I am in a similar position with a couple internal servers; one being a NAS that has nice capabilities like a photo gallery website. All my external facing sites are using trusted SSL certificates and I have the sites locked down to fully qualified domain names. My issues comes into accessing the site internally using the fully qualified domain name as mentioned above.
Most consumer routers have this function built-in; I'm coming from a dead Ubiquiti ERL, they refer to this as nat hairpining (also called nat reflection or nat loopback)
Other than this one issue I love the product, I think my wife loves it more since there is little I can tinker with and break... lol
-
I too would like to add my vote for NAT Loopback / NAT Hairpinning. Set everything up last night, love the speed and range, but disappointed to find out that I cannot access my IP Surveillance System using my external DDNS address. Would really like to keep these instead of switching back to OnHub which did support loopback. Hopefully the team can provide an update; is this at least on the roadmap?
Jeff C.
-
I just got a set today and found out that it does not have NAT loop back feature . I need it for my security cameras. Is there a time frame for this to be implemented. I would like to keep the unit, but if the feature is not available anytime soon then I would go back with my old router.
Can some someone from eero advise?
Regards,
K
-
This is a growing need for eero users. I have eeros installed at two homes and cant access (with knowing IP addresses or some internal DNS setup):
- QNAP backup (they have an external dns service)

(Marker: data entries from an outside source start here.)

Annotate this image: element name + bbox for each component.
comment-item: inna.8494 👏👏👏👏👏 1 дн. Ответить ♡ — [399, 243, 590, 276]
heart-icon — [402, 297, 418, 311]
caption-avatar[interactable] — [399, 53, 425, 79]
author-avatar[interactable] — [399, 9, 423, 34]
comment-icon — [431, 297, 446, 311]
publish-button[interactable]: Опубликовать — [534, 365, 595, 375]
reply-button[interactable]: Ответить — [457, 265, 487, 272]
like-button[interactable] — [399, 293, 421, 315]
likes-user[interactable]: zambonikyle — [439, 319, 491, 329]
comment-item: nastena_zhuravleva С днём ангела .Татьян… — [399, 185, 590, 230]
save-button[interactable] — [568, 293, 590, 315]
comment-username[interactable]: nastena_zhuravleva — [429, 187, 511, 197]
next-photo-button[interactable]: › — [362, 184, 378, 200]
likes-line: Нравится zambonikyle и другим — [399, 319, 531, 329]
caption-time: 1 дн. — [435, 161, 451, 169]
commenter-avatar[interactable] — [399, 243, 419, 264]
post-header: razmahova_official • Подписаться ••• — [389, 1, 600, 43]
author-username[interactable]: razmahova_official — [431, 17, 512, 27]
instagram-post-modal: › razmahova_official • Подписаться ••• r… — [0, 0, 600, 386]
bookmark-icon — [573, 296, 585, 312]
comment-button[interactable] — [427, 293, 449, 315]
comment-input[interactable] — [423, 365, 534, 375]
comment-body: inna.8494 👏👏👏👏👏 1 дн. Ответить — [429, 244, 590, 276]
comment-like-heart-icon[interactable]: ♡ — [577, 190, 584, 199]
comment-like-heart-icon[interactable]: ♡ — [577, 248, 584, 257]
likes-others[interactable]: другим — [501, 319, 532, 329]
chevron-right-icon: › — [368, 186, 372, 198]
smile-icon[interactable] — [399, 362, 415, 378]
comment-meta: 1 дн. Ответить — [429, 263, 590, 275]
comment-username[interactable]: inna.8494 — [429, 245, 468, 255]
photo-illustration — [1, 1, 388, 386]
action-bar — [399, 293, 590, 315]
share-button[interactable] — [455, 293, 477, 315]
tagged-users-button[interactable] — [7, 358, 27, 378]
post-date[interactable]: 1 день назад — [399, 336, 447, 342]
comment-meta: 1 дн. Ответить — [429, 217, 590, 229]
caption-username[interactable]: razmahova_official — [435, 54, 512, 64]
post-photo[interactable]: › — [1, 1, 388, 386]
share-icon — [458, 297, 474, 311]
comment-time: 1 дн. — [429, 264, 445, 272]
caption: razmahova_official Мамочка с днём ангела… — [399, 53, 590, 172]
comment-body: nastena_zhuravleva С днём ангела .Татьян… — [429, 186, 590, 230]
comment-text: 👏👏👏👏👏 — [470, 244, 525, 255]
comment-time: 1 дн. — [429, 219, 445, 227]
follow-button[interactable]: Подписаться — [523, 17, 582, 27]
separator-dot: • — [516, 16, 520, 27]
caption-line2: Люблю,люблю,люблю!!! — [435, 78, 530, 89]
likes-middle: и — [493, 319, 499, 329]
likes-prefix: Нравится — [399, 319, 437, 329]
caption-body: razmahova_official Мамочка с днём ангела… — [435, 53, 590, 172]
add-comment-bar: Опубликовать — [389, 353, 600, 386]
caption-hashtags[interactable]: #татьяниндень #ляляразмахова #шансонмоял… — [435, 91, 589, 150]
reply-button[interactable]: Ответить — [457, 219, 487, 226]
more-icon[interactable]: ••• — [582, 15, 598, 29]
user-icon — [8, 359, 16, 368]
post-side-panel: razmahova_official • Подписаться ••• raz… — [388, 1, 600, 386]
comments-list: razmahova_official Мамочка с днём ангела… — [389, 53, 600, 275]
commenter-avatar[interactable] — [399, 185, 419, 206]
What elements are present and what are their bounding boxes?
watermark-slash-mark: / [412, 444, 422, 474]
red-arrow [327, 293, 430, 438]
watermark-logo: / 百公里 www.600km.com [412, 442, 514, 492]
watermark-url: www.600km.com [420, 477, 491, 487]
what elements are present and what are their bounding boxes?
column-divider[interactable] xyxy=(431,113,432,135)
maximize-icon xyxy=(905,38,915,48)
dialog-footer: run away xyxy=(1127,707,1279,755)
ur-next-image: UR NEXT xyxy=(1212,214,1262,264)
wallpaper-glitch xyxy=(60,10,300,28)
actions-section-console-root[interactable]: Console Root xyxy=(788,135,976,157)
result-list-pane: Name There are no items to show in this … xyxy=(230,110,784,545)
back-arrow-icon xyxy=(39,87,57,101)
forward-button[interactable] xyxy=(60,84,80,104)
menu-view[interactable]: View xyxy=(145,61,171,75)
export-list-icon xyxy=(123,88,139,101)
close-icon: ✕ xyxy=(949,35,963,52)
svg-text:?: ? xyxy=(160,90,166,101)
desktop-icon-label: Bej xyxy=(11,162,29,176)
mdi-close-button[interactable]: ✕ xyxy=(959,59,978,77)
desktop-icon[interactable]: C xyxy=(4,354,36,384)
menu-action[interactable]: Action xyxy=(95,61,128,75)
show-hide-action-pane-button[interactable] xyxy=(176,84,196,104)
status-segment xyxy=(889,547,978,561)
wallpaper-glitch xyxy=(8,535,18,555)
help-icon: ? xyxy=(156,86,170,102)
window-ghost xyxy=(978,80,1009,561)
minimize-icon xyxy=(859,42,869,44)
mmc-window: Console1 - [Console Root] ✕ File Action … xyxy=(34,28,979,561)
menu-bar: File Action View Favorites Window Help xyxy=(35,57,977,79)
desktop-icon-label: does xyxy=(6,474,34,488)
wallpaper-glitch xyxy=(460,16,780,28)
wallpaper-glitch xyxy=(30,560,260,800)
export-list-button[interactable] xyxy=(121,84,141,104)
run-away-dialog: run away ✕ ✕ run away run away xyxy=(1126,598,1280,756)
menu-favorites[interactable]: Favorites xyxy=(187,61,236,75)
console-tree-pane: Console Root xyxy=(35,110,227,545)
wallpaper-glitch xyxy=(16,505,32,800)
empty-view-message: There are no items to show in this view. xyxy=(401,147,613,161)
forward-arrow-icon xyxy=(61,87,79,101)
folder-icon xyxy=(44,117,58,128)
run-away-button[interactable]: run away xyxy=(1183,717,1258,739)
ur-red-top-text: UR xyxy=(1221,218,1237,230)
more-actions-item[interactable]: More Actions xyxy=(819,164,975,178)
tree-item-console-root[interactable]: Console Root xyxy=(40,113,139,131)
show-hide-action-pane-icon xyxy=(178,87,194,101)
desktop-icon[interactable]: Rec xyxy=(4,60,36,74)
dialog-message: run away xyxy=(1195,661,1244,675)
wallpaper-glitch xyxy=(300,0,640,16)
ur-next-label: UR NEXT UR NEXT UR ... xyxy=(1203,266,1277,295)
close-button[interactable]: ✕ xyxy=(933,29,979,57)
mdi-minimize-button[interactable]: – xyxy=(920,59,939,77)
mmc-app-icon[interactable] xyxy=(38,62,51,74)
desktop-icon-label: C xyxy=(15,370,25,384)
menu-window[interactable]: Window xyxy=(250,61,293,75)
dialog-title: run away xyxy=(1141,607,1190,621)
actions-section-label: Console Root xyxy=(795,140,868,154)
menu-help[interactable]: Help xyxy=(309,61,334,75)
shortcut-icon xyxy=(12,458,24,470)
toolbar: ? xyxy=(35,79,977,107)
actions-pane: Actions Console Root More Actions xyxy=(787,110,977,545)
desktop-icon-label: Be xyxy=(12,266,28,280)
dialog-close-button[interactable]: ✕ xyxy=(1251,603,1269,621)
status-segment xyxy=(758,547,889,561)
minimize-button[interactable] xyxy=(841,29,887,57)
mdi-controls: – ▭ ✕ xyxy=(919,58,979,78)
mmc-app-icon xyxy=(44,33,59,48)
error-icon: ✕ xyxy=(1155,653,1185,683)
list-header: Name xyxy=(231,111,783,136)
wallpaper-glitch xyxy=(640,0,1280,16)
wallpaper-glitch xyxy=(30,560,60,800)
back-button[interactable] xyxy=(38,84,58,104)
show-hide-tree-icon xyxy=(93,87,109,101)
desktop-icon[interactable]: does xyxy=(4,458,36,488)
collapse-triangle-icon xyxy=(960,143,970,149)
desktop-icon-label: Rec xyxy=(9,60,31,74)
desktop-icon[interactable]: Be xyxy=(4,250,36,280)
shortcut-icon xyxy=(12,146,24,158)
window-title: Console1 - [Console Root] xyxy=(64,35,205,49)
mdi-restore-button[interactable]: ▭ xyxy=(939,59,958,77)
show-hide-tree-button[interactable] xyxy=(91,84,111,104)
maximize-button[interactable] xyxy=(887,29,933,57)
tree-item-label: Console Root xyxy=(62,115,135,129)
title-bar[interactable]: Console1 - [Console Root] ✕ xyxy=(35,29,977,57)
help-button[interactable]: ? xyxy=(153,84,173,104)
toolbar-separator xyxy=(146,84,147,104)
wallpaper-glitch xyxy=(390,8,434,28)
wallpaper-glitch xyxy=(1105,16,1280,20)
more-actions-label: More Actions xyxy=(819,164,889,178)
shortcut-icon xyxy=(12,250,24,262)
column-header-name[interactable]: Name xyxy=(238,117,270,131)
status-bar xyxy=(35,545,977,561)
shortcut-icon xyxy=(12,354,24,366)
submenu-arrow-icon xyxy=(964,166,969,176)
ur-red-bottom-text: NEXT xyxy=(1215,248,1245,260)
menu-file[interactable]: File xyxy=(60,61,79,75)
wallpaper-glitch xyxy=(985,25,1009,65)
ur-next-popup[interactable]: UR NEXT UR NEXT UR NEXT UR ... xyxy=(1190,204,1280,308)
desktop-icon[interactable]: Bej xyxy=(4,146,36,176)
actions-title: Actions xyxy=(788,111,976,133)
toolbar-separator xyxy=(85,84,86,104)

- Crestron home automation (they have external dns) - yes Zuckerberg uses this in his Jarvis home
- Several DVR/NVR security camera configurations
- Slingbox
I use an external ddns service from NOIP.com for a single address for each of these devices - would like to use this noip address inside of my house.
-
I must note, my eeros are arriving on Tuesday, and it sounds like they will immediately be returned. If I can not access them by putting in my public IP address or associated DynDNS hostname, I will not only be unable to use my 8 security cameras, but will also understand the mindset of eero. I am coming from Luma because of poor performance, but they at least support a fundamental understanding of networking.
Let's hope I have simply misunderstood, but this would affect 100% of security camera users, which of course are probably the bulk of your first round buyers and certainly your cheerleaders among your platform.
-
Konolua You'll still be able to access your cameras from outside your network via your networks public IP/DynDNS name, and inside your network via private IP. The issue is that if you want to use the same DNS name to access your cameras externally or internally via the same DNS name, you need to run split external and internal DNS zones which is more complexity than many router makers expect for home networks.
-
But on all routers I've tried (7+ in a year and a half), and on Luma this moment, I just leave my hostname (or public IP) in my camera app and I see my cameras on or off network. Only the Linksys EA9500 had a NAT Redirect feature I had to keep off for it to work. Every other router I've had or tried for the past 3+ years has worked out of the box with NAT loopbacks.